Je größer mein Junge wird – wir nähern uns dem 4. Geburtstag -, umso eher kann ich ihn in die Essensplanung einbeziehen. So vergrößern sich ganz organisch seine „Rechte“ ebenso wie seine „Pflichten“ (Aber das ist ein eigenes Thema und soll an anderer Stelle ausführlicher bertrachtet werden).

Ein letzter wichtiger Punkt, der mir noch zu diesem Thema einfällt: Inzwischen traue ich meinem Kind auch kleine „Entbehrungen“ zu, wie zum Beispiel wirklich richtigen Hunger zu bekommen anstatt ihm beim kleinsten Quengeln einen Snack außer der Reihe vorzusetzen, insbesondere wenn es bei der vorherigen Mahlzeit nichts haben wollte. Dies war ein echter Lernprozess für mich, aber es hat sich alles immer so gut eingespielt, auch wenn sich beim Essen oder im Tagesablauf etwas geändert hat, dass ich mich in dem Bereich langsam wirklich selbstsicher und klar fühle.
Denn auch das Gefühl des Hungers hat eine wichtige Daseinsberechtigung in der Erfüllung anderer Bedürfnisse wie das der Achtung und Wertschätzung vor anderen bzw. für das Essen, das dann als nächstes bereit steht.

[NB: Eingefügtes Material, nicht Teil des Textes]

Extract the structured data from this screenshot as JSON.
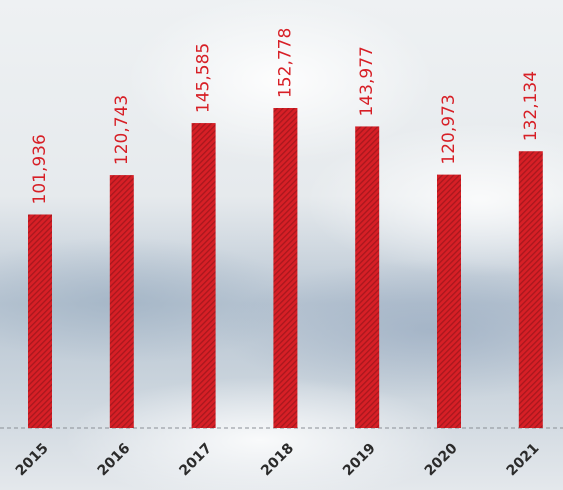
{
  "chart_data": {
    "type": "bar",
    "categories": [
      "2015",
      "2016",
      "2017",
      "2018",
      "2019",
      "2020",
      "2021"
    ],
    "values": [
      101936,
      120743,
      145585,
      152778,
      143977,
      120973,
      132134
    ],
    "value_labels": [
      "101,936",
      "120,743",
      "145,585",
      "152,778",
      "143,977",
      "120,973",
      "132,134"
    ],
    "color": "#d71f26"
  }
}
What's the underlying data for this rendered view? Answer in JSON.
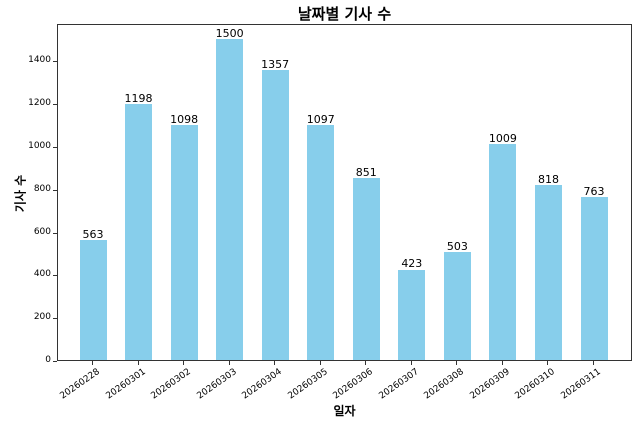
{
  "chart_data": {
    "type": "bar",
    "title": "날짜별 기사 수",
    "xlabel": "일자",
    "ylabel": "기사 수",
    "categories": [
      "20260228",
      "20260301",
      "20260302",
      "20260303",
      "20260304",
      "20260305",
      "20260306",
      "20260307",
      "20260308",
      "20260309",
      "20260310",
      "20260311"
    ],
    "values": [
      563,
      1198,
      1098,
      1500,
      1357,
      1097,
      851,
      423,
      503,
      1009,
      818,
      763
    ],
    "ylim": [
      0,
      1575
    ],
    "yticks": [
      0,
      200,
      400,
      600,
      800,
      1000,
      1200,
      1400
    ],
    "bar_color": "#87ceeb",
    "data_labels": true,
    "grid": false,
    "legend": null
  }
}
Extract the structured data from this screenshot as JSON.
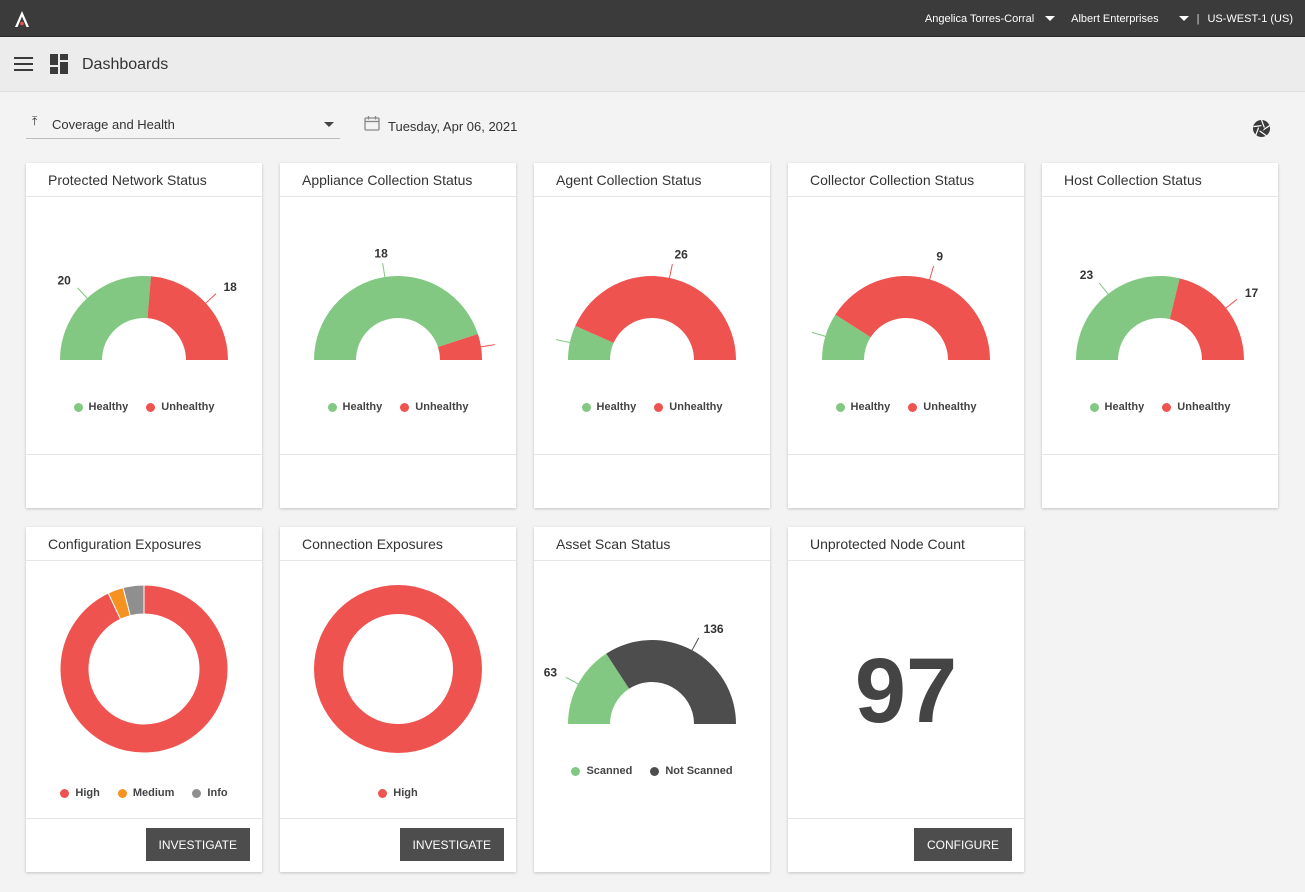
{
  "header": {
    "user": "Angelica Torres-Corral",
    "organization": "Albert Enterprises",
    "region": "US-WEST-1 (US)",
    "separator": "|"
  },
  "subheader": {
    "title": "Dashboards"
  },
  "toolbar": {
    "dashboard_select": "Coverage and Health",
    "date": "Tuesday, Apr 06, 2021"
  },
  "colors": {
    "healthy": "#82c882",
    "unhealthy": "#ef5350",
    "medium": "#f59220",
    "info": "#8f8f8f",
    "not_scanned": "#4d4d4d"
  },
  "legends": {
    "healthy": "Healthy",
    "unhealthy": "Unhealthy",
    "high": "High",
    "medium": "Medium",
    "info": "Info",
    "scanned": "Scanned",
    "not_scanned": "Not Scanned"
  },
  "cards": {
    "protected_network": {
      "title": "Protected Network Status",
      "chart_data": {
        "type": "pie",
        "style": "half-donut",
        "categories": [
          "Healthy",
          "Unhealthy"
        ],
        "values": [
          20,
          18
        ],
        "labels": [
          "20",
          "18"
        ]
      }
    },
    "appliance": {
      "title": "Appliance Collection Status",
      "chart_data": {
        "type": "pie",
        "style": "half-donut",
        "categories": [
          "Healthy",
          "Unhealthy"
        ],
        "values": [
          18,
          2
        ],
        "labels": [
          "18",
          ""
        ]
      }
    },
    "agent": {
      "title": "Agent Collection Status",
      "chart_data": {
        "type": "pie",
        "style": "half-donut",
        "categories": [
          "Healthy",
          "Unhealthy"
        ],
        "values": [
          4,
          26
        ],
        "labels": [
          "",
          "26"
        ]
      }
    },
    "collector": {
      "title": "Collector Collection Status",
      "chart_data": {
        "type": "pie",
        "style": "half-donut",
        "categories": [
          "Healthy",
          "Unhealthy"
        ],
        "values": [
          2,
          9
        ],
        "labels": [
          "",
          "9"
        ]
      }
    },
    "host": {
      "title": "Host Collection Status",
      "chart_data": {
        "type": "pie",
        "style": "half-donut",
        "categories": [
          "Healthy",
          "Unhealthy"
        ],
        "values": [
          23,
          17
        ],
        "labels": [
          "23",
          "17"
        ]
      }
    },
    "config_exposures": {
      "title": "Configuration Exposures",
      "button": "INVESTIGATE",
      "chart_data": {
        "type": "pie",
        "style": "donut",
        "categories": [
          "High",
          "Medium",
          "Info"
        ],
        "values": [
          93,
          3,
          4
        ]
      }
    },
    "connection_exposures": {
      "title": "Connection Exposures",
      "button": "INVESTIGATE",
      "chart_data": {
        "type": "pie",
        "style": "donut",
        "categories": [
          "High"
        ],
        "values": [
          100
        ]
      }
    },
    "asset_scan": {
      "title": "Asset Scan Status",
      "chart_data": {
        "type": "pie",
        "style": "half-donut",
        "categories": [
          "Scanned",
          "Not Scanned"
        ],
        "values": [
          63,
          136
        ],
        "labels": [
          "63",
          "136"
        ]
      }
    },
    "unprotected": {
      "title": "Unprotected Node Count",
      "value": "97",
      "button": "CONFIGURE"
    }
  }
}
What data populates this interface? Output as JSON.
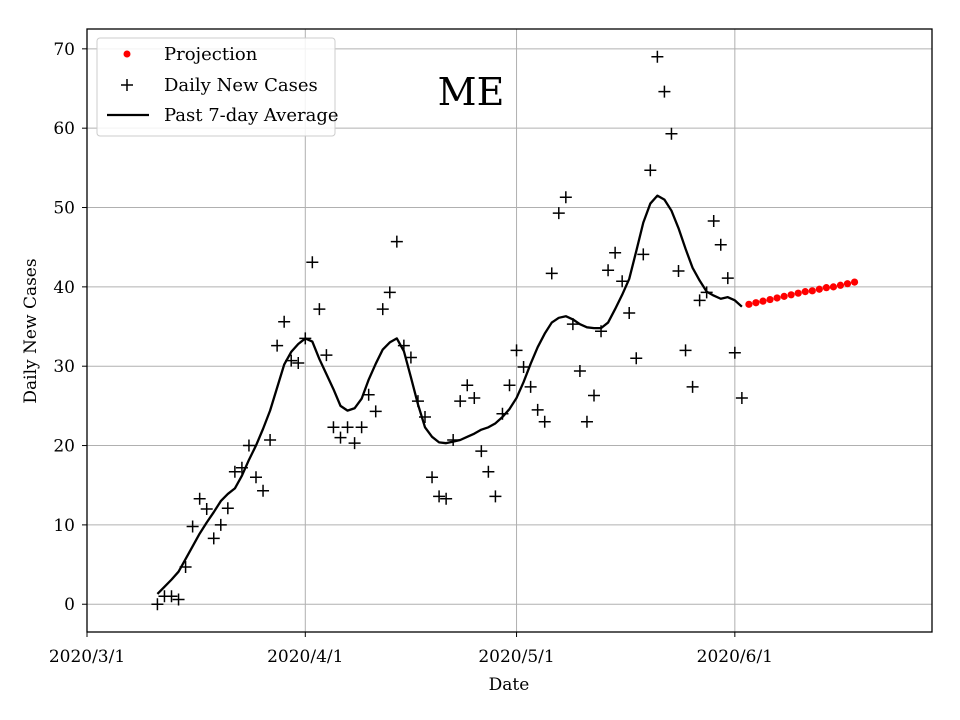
{
  "chart_data": {
    "type": "line",
    "title": "ME",
    "xlabel": "Date",
    "ylabel": "Daily New Cases",
    "x_domain_days": [
      0,
      120
    ],
    "ylim": [
      -3.5,
      72.5
    ],
    "xticks": [
      {
        "day": 0,
        "label": "2020/3/1"
      },
      {
        "day": 31,
        "label": "2020/4/1"
      },
      {
        "day": 61,
        "label": "2020/5/1"
      },
      {
        "day": 92,
        "label": "2020/6/1"
      }
    ],
    "yticks": [
      0,
      10,
      20,
      30,
      40,
      50,
      60,
      70
    ],
    "grid": true,
    "legend_position": "top-left",
    "series": [
      {
        "name": "Projection",
        "kind": "dots",
        "color": "#ff0000",
        "start_day": 94,
        "values": [
          37.8,
          38.0,
          38.2,
          38.4,
          38.6,
          38.8,
          39.0,
          39.2,
          39.4,
          39.5,
          39.7,
          39.9,
          40.0,
          40.2,
          40.4,
          40.6
        ]
      },
      {
        "name": "Daily New Cases",
        "kind": "plus",
        "color": "#000000",
        "start_day": 10,
        "values": [
          0,
          1,
          1,
          0.6,
          4.7,
          9.8,
          13.3,
          12.0,
          8.3,
          10.0,
          12.1,
          16.7,
          17.2,
          20.0,
          16.0,
          14.3,
          20.7,
          32.6,
          35.6,
          30.7,
          30.4,
          33.5,
          43.1,
          37.2,
          31.4,
          22.3,
          21.0,
          22.3,
          20.3,
          22.3,
          26.4,
          24.3,
          37.2,
          39.3,
          45.7,
          32.6,
          31.1,
          25.6,
          23.6,
          16.0,
          13.6,
          13.3,
          20.7,
          25.6,
          27.6,
          26.0,
          19.3,
          16.7,
          13.6,
          24.0,
          27.6,
          32.0,
          29.9,
          27.4,
          24.5,
          23.0,
          41.7,
          49.3,
          51.3,
          35.3,
          29.4,
          23.0,
          26.3,
          34.4,
          42.1,
          44.3,
          40.7,
          36.7,
          31.0,
          44.1,
          54.7,
          69.0,
          64.6,
          59.3,
          42.0,
          32.0,
          27.4,
          38.3,
          39.3,
          48.3,
          45.3,
          41.1,
          31.7,
          26.0
        ]
      },
      {
        "name": "Past 7-day Average",
        "kind": "line",
        "color": "#000000",
        "start_day": 10,
        "values": [
          1.3,
          2.2,
          3.1,
          4.1,
          5.7,
          7.3,
          8.9,
          10.3,
          11.6,
          13.0,
          13.9,
          14.6,
          16.2,
          18.2,
          20.0,
          22.1,
          24.4,
          27.3,
          30.2,
          31.8,
          32.8,
          33.5,
          33.1,
          30.9,
          29.0,
          27.1,
          25.0,
          24.4,
          24.7,
          25.9,
          28.3,
          30.3,
          32.1,
          33.0,
          33.5,
          31.9,
          28.6,
          25.2,
          22.3,
          21.1,
          20.4,
          20.3,
          20.5,
          20.7,
          21.1,
          21.5,
          22.0,
          22.3,
          22.8,
          23.6,
          24.6,
          26.0,
          28.0,
          30.3,
          32.4,
          34.1,
          35.5,
          36.1,
          36.3,
          35.9,
          35.3,
          34.9,
          34.8,
          34.8,
          35.5,
          37.2,
          39.0,
          41.0,
          44.5,
          48.1,
          50.5,
          51.5,
          51.0,
          49.6,
          47.4,
          44.8,
          42.4,
          40.8,
          39.4,
          38.9,
          38.5,
          38.7,
          38.3,
          37.5
        ]
      }
    ]
  }
}
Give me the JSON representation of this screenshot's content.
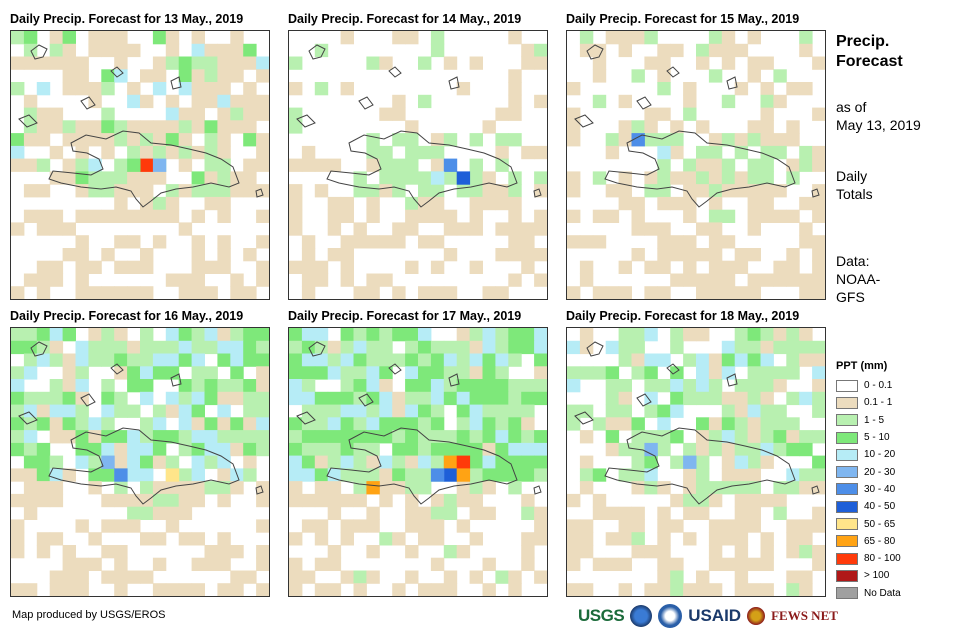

Nie würde ich dann mein Kind abschätzig behandeln, oder ihm gar vorhalten „Das hast du nun davon, hättest du vorhin mal richtig zugelangt, hättest du jetzt keinen Hunger!“ Nein, das ist definitiv keine herzverbundene Form, der Lernsituation für das Kind zu begegnen. Lieber bleibe ich empathisch zugewandt, verständnisvoll, aber gebe klar und freundlich zu verstehen: „Ich sehe, du hast Hunger. Aber bald gibt es ja wieder was!“

Nicht vergessen sollten wir unbedingt meine eigenen (elterlichen) Bedürfnisse, die neben den genannten Dingen wie Rhythmus, Zugehörigkeit usw. auch noch die Wertschätzung meiner Arbeit in der Küche beinhaltet. (Dadurch, dass alle hungrig an den Tisch kommen wird das Essen automatisch mehr wertgeschätzt.) Außerdem erfüllt es mein Bedürfnis nach Pausen und Entspannung / Entlastung, wenn alle gemeinsam essen und gemeinsam fertig sind, so dass ich nicht den ganzen Tag für außerordentliche Snacks oder Zwischenmahlzeiten sorgen muss, wenn diese gefordert werden.

So, das waren meine Gedanken zum Thema Essen in der Erziehung. Bald möchte ich darüber berichten, wie sich meine persönliche Einstellung zum Thema Essen gewandelt hat und auch weiterhin in Bewegung ist. Das hat viel mit unserer Umstellung zum Veganismus zu tun, aber vor allem auch mit dem Wunsch, uns in Zukunft noch Ressourcen-schonender zu ernähren.

Wie haltet Ihr selbst es denn in Eurer Familie mit den Mahlzeiten? Und warum macht Ihr es so und nicht anders?